1875 – On 12th August he made his first cross-Channel swimming attempt but strong winds and poor sea conditions forced him to abandon the swim. On 24th August he began a second swim by diving in from the Admiralty Pier at Dover. Backed by three escort boats and smeared in porpoise oil, he set off into the ebb tide at a steady breaststroke. Despite stings from jellyfish and strong currents off Cap Gris Nez, which prevented him reaching the shore for 5 hours, after 21 hours and 45 minutes he landed near Calais. This was the first successful cross-channel swim.

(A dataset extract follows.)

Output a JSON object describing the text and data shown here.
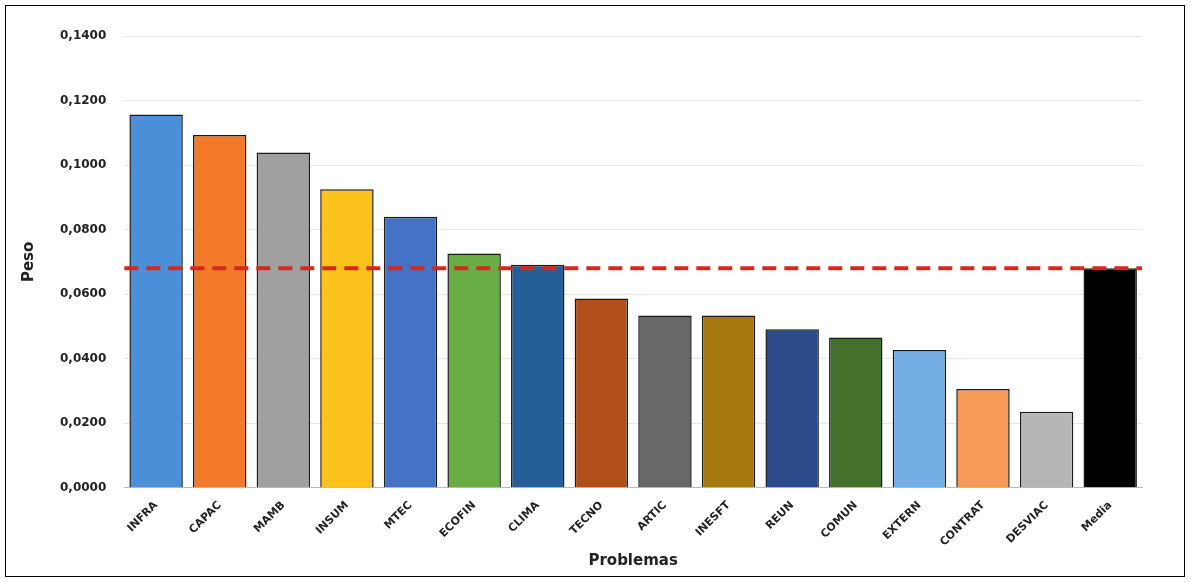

His zig-zag course across the Channel was over 39 miles long.

 

After his record swim, Captain Webb became a professional swimmer. He licensed his name for merchandising pottery and a brand of matches, then wrote a book called “The Art of Swimming”. He participated in exhibition swimming matches and stunts such as floating in a tank of water for 128 hours.

 

      

 

1880 – In April, he married Madeline Chaddock, and they had two children.

 

1883 – In July, he attempted to swim through the Whirlpool Rapids on the Niagara River below Niagara Falls. He jumped into the river from a small boat located near the Niagara Falls Suspension Bridge and began his swim. He survived the first part of the swim but drowned in the section of the river located near the entrance to the whirlpool. Webb was buried in Oakwood Cemetery at Niagara Falls.